O
calor de rachar, característico de uma das cidades mais quentes do
país, vai amenizando no final desse dia 22 de setembro. Aos poucos
representantes da maioria dos povos indígenas do estado vão chegando ao
simpático espaço Krãnipi Casa do Estudante Indígena de Palmas
“Essa
é uma conquista de todos nós. Mais um espaço de apoio às nossas lutas”,
afirmou Wagner Krahô-Kanela, presidente da organização indígena União
dos Estudantes Indígenas do Tocantins (Uneit). A liderança Antônio
Apinajé complementou dizendo aos estudantes indígenas: “lembrem-se de
que o estudo que vocês vêm buscar aqui na Universidade só tem sentido se
vocês continuarem ligados à luta e aos conhecimentos tradicionais dos
nossos povos. Não deixem de buscar os conhecimentos e a sabedoria dos
anciões. Essa Casa do Estudante só terá sentido e cumprirá seus
objetivos se vocês fizerem dela um espaço de apoio aos direitos dos
povos indígenas deste estado”.
O
reitor da Universidade Federal do Tocantins (UFT), Márcio Antônio da
Silveira, de forma muito espontânea, foi recebendo as delegações
indígenas que foram chegando. Ao se referir a esse gesto, Adelar Cupsinski,
da assessoria jurídica do Conselho Indigenista Missionário (Cimi)

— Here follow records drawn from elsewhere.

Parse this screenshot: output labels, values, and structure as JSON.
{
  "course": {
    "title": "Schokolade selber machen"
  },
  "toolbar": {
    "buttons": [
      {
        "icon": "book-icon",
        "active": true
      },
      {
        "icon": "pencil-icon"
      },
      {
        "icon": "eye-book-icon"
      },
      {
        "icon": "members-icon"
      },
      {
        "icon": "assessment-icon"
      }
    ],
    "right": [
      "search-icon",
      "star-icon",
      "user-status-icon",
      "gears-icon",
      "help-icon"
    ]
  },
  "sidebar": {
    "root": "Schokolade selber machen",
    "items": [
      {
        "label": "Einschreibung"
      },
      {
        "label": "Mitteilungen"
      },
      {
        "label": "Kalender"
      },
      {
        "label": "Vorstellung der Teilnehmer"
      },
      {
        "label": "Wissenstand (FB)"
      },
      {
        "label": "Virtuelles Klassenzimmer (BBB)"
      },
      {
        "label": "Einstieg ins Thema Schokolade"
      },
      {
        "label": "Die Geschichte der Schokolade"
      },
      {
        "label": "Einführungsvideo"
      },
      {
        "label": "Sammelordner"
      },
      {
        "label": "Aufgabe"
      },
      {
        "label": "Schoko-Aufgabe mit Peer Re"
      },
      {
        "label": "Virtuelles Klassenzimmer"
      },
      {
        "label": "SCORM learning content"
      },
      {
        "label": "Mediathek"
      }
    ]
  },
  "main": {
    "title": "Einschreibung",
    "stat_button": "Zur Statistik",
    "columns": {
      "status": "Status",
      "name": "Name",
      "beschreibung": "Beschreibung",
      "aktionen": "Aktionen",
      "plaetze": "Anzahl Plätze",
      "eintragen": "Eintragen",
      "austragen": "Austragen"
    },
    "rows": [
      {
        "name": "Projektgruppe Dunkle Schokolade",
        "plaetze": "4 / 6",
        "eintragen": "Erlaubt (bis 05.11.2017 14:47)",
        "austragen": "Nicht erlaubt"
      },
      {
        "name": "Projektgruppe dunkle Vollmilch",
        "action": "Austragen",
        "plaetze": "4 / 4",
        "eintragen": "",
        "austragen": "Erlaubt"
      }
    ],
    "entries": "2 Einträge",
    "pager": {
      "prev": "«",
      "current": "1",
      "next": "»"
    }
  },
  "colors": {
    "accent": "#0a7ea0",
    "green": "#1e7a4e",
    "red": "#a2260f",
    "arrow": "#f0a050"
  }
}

comentou: “Alguma coisa está mudando. Quando se via um reitor ir ao
encontro e receber dessa forma os povos e estudantes indígenas?”. A
equipe do Regional do Cimi Goiás Tocantins nutria um sentimento de
alegria ao ver finalmente um sonho dos estudantes indígenas realizado.
Eles não mediram esforços para que esse momento acontecesse. Buscaram
aliados para a construção da obra e realizaram todo o processo de forma
participativa e em diálogo permanente com as comunidades, povos e
organizações indígenas.
Após
cantos, rituais e falas indígenas, foi descerrada a placa de
inauguração do espaço onde 48 estudantes indígenas estarão hospedados
durante o período de seus cursos universitários. A universidade assumiu o
espaço e a sua administração. O reitor afirmou que existem atualmente
200 estudantes indígenas e que buscarão ampliar esse número através do
sistema de cotas, assumido por esta UFT.
Resistir para existir, na luta e na esperança
No
dia 23 teve início, no Colégio Marista de Palmas, um importante
seminário sobre a luta dos povos indígenas e das populações tradicionais
em defesa de seus direitos e territórios. Com a participação dos povos
indígenas de Tocantins, Maranhão, Pernambuco e Bahia, e dos movimentos
sociais e aliados dessas causas, ecoou o grito das vítimas de um sistema
perverso de avanço do agronegócio, desrespeitando os povos indígenas e
as comunidades tradicionais e gerando a destruição brutal da natureza. A
natureza chora, seus filhos clamam, pedem socorro.
Diante
desse processo de violência e desrespeito aos direitos e à vida, os
participantes debateram e definiram suas estratégias de luta e
resistência. Só existe um caminho de enfrentamento: a união de todos os
atingidos pelo avanço do agronegócio e seus rastros de destruição e
morte.
Durante
todo o dia foram realizadas mesas de exposição e debates em que foram
expostos os sofrimentos e o clamor da Mãe Terra e de seus filhos.
Nailton Pataxó relatou o processo de luta de seu povo para a reconquista
de seu território. “Esperamos 30 anos pela justiça. Depois, formamos
guerreiros que foram retomando nossas terras. Terra não se ganha, se
reconquista”, expressou ele, deixando transparecer sua felicidade por
terem suas terras de volta e poderem cuidar da Mãe Natureza e viver de
seu jeito, em paz e harmonia. “A luta não acabou, me sinto em missão.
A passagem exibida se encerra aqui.